New black-box test approach for elasticsearch in Nightly pipeline
Summary
The way we are currently end to end testing elasticsearch (e.g. https://gitlab.com/gitlab-org/gitlab/-/blob/master/qa/qa/specs/features/ee/api/enablement/elasticsearch/elasticsearch_api_spec.rb) is implemented in the same way we test other front-end facing features, although, I will make the case here that this is not the appropriate way to black-box test elasticsearch functionality.
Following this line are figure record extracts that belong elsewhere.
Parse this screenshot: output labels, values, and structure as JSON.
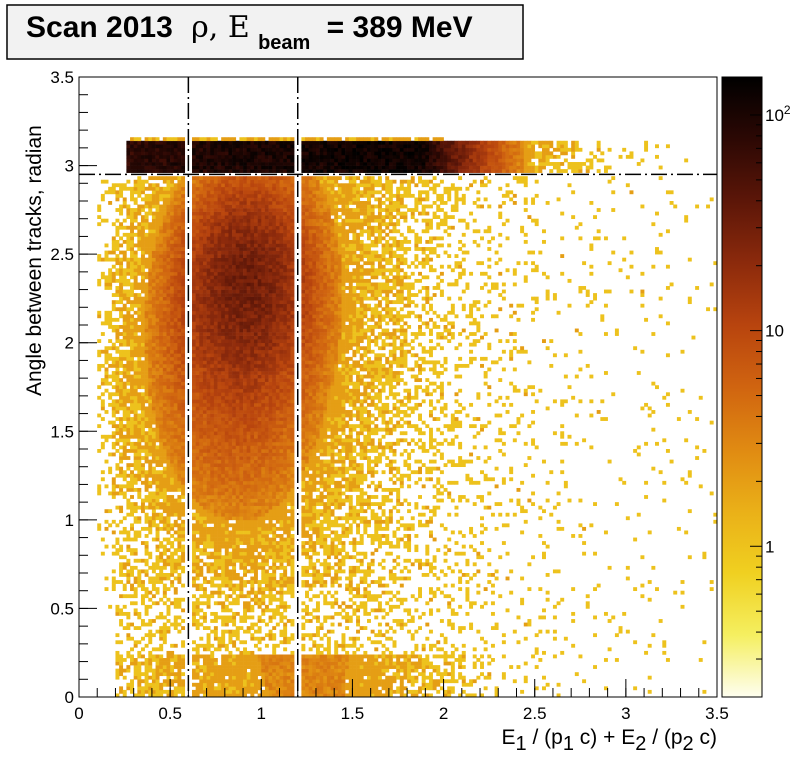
{
  "chart_data": {
    "type": "heatmap",
    "title": {
      "main": "Scan 2013",
      "symbol": "ρ, E",
      "symbol_sub": "beam",
      "tail": "= 389 MeV"
    },
    "xlabel": {
      "p1": "E",
      "s1": "1",
      "p2": " / (p",
      "s2": "1",
      "p3": " c) + E",
      "s3": "2",
      "p4": " / (p",
      "s4": "2",
      "p5": " c)"
    },
    "ylabel": "Angle between tracks, radian",
    "xlim": [
      0,
      3.5
    ],
    "ylim": [
      0,
      3.5
    ],
    "x_ticks": [
      "0",
      "0.5",
      "1",
      "1.5",
      "2",
      "2.5",
      "3",
      "3.5"
    ],
    "y_ticks": [
      "0",
      "0.5",
      "1",
      "1.5",
      "2",
      "2.5",
      "3",
      "3.5"
    ],
    "z_scale": "log",
    "zlim": [
      0.2,
      150
    ],
    "z_ticks": [
      {
        "value": 1,
        "label": "1"
      },
      {
        "value": 10,
        "label": "10"
      },
      {
        "value": 100,
        "label": "10",
        "sup": "2"
      }
    ],
    "colormap": [
      "#fefef0",
      "#f5ef60",
      "#f0d020",
      "#eab018",
      "#e08a12",
      "#d06410",
      "#b8440e",
      "#8c2a0c",
      "#5c1608",
      "#2c0804",
      "#000000"
    ],
    "cut_lines": [
      {
        "orientation": "vertical",
        "x": 0.6,
        "style": "dash-dot"
      },
      {
        "orientation": "vertical",
        "x": 1.2,
        "style": "dash-dot"
      },
      {
        "orientation": "horizontal",
        "y": 2.95,
        "style": "dash-dot"
      }
    ],
    "grid": false,
    "bins": {
      "nx": 175,
      "ny": 175
    },
    "density_regions": [
      {
        "description": "back-to-back band",
        "x_range": [
          0.25,
          2.5
        ],
        "y_range": [
          2.95,
          3.14
        ],
        "peak": 150
      },
      {
        "description": "main cluster",
        "x_center": 0.9,
        "y_center": 2.25,
        "peak": 22
      },
      {
        "description": "low-angle band",
        "x_range": [
          0.2,
          2.3
        ],
        "y_range": [
          0.0,
          0.25
        ],
        "peak": 3
      }
    ]
  }
}
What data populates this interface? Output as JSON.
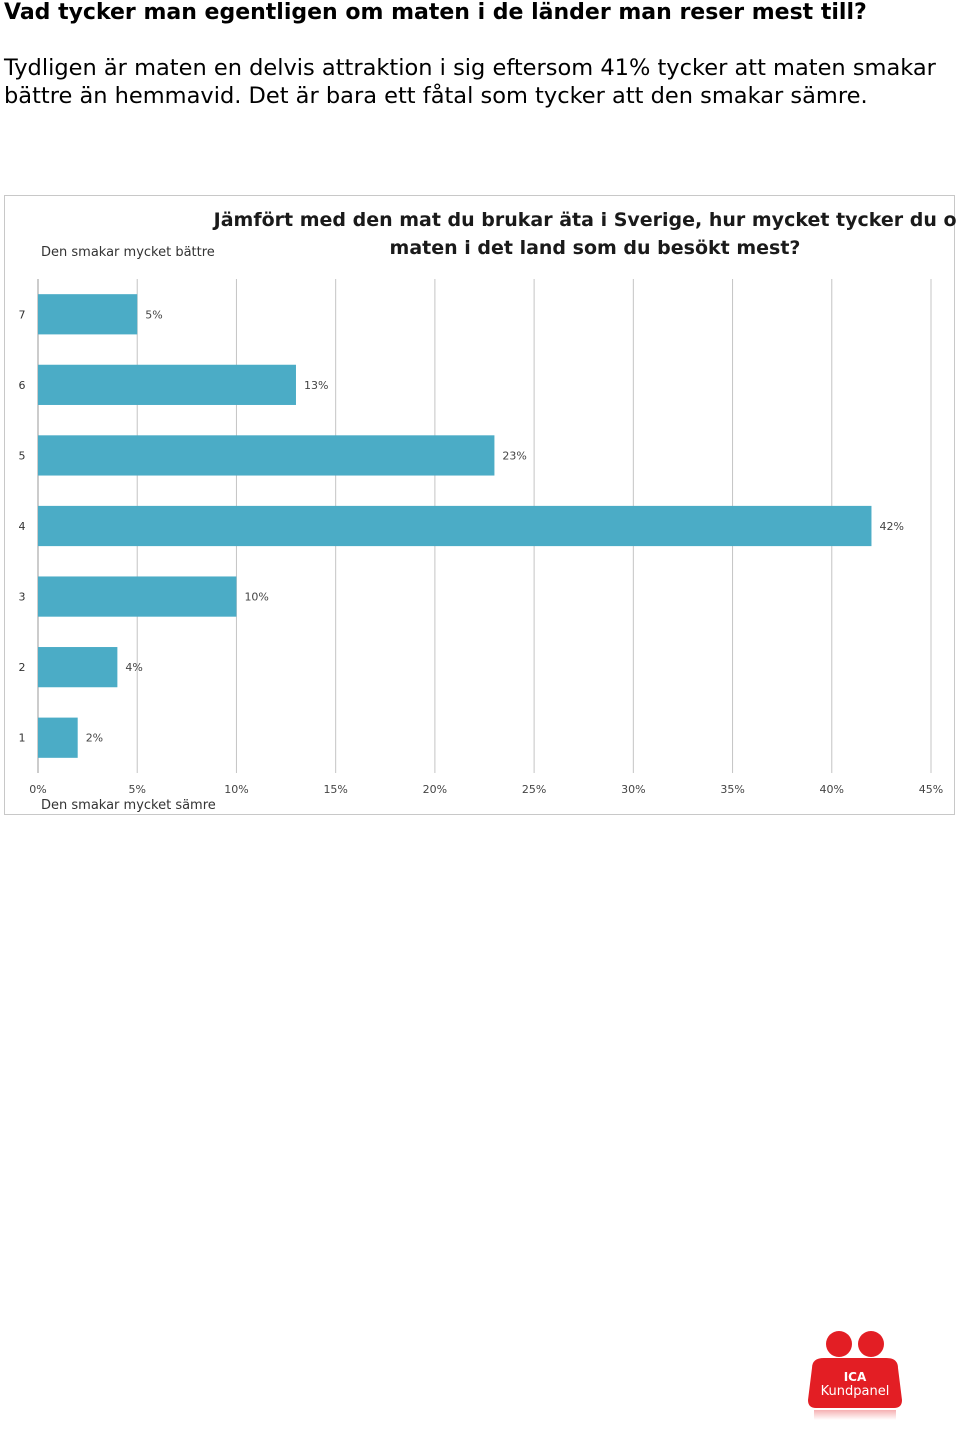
{
  "heading": "Vad tycker man egentligen om maten i de länder man reser mest till?",
  "paragraph": "Tydligen är maten en delvis attraktion i sig eftersom 41% tycker att maten smakar bättre än hemmavid. Det är bara ett fåtal som tycker att den smakar sämre.",
  "chart_data": {
    "type": "bar",
    "orientation": "horizontal",
    "title_line1": "Jämfört med den mat du brukar äta i Sverige, hur mycket tycker du om",
    "title_line2": "maten i det land som du besökt mest?",
    "top_label": "Den smakar mycket bättre",
    "bottom_label": "Den smakar mycket sämre",
    "categories": [
      "7",
      "6",
      "5",
      "4",
      "3",
      "2",
      "1"
    ],
    "values": [
      5,
      13,
      23,
      42,
      10,
      4,
      2
    ],
    "value_labels": [
      "5%",
      "13%",
      "23%",
      "42%",
      "10%",
      "4%",
      "2%"
    ],
    "xlim": [
      0,
      45
    ],
    "x_ticks": [
      "0%",
      "5%",
      "10%",
      "15%",
      "20%",
      "25%",
      "30%",
      "35%",
      "40%",
      "45%"
    ],
    "grid": true,
    "bar_color": "#4bacc6"
  },
  "logo": {
    "line1": "ICA",
    "line2": "Kundpanel",
    "color": "#e31e24"
  }
}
As per this issue #224766, the problem with elasticsearch testing is that there are a number of places where asynchronous processes need to complete before a test can be successfully run. Some of these asynch processes being:
- setting propagations
- cache clearing
- record indexing
- sidekiq worker queues
What this has led to is filing issues like this https://gitlab.com/gitlab-org/quality/team-tasks/-/issues/395 that are requesting that logs be made available to test executors to verify certain preconditions are met on the server before executing certain verification steps of end to end tests. This, however, is incompatible with the philosophy behind black-box testing. The test is meant to emulate the experience of an end user, and end users are not able to introspect the state of the server or examine log files (typically).
As an alternative, we (the quality department) have opted to insert hard wait times, and retry loops into various steps of the test to try to wait until elasticsearch is ready to accept queries. I posit that this is not a good idea in terms of test efficiency, usability, or customer experience because nested wait times extend the execution time of a test into lengths that are inefficient to run and also would be an unpleasant user experience.
Note: this idea was first discussed here #220246 (comment 374576598)
Improvements
A path forward: in order to simplify the tests and ensure a quality user experience, I'm proposing we do elasticsearch end to end testing in a different way.
- Start a container with elasticsearch installed (and turned on: #209122)
- Add a record to GitLab (using the API would be fastest)
- Start a loop that terminates after time X
- Search for the record while time is less than X
- If record found in that time PASS, else FAIL
That's it. No nested try loops. No introspection of the server logs. Just keep searching until we find the record or exceed the time threshold "X", where X is an amount of time that a user expects to wait, on average, for a record to be searchable. If we fail to retrieve a record in that time something has gone wrong. It doesn't really matter where, from the user perspective. If some critical piece of tech failed to start then an earlier unit or acceptance test should have caught that.
What this kind of test will tell us is that if our aggregate asynch times add up to more than the reasonable wait time X then we're taking too long somewhere and we should examine why. That is what this kind of testing will alert us to, and we can stop adding arbitrary wait times into the existing tests when elasticsearch isn't responding appropriately.
To consider for future iterations: we could implement various time thresholds that would indicate the severity of the problem, much like https://about.gitlab.com/handbook/engineering/quality/issue-triage/#severity
Risks
Since this kind of test has the potential to run for X amount of time (plus setup time) it may be more prudent to run this test less frequently, as in the nightly pipeline. Also there's the potential of this kind of test breaking due to flakiness or broken infrastructure and not because of a problem in elasticsearch.
Running tests less frequently gives is poorer time resolution into when things break.
@JohnMcGuire we'll need a value for "X" here that I'm hoping you can help provide.
Involved components
Elasticsearch Elasticsearch API
Optional: Intended side effects
Optional: Missing test coverage
There may be areas of unit or integration testing that we could improve upon with respect to ensuring all the components of elasticsearch are working properly before doing this kind of end to end test. I will need to conduct an audit of our lower level elasticsearch tests to know for sure.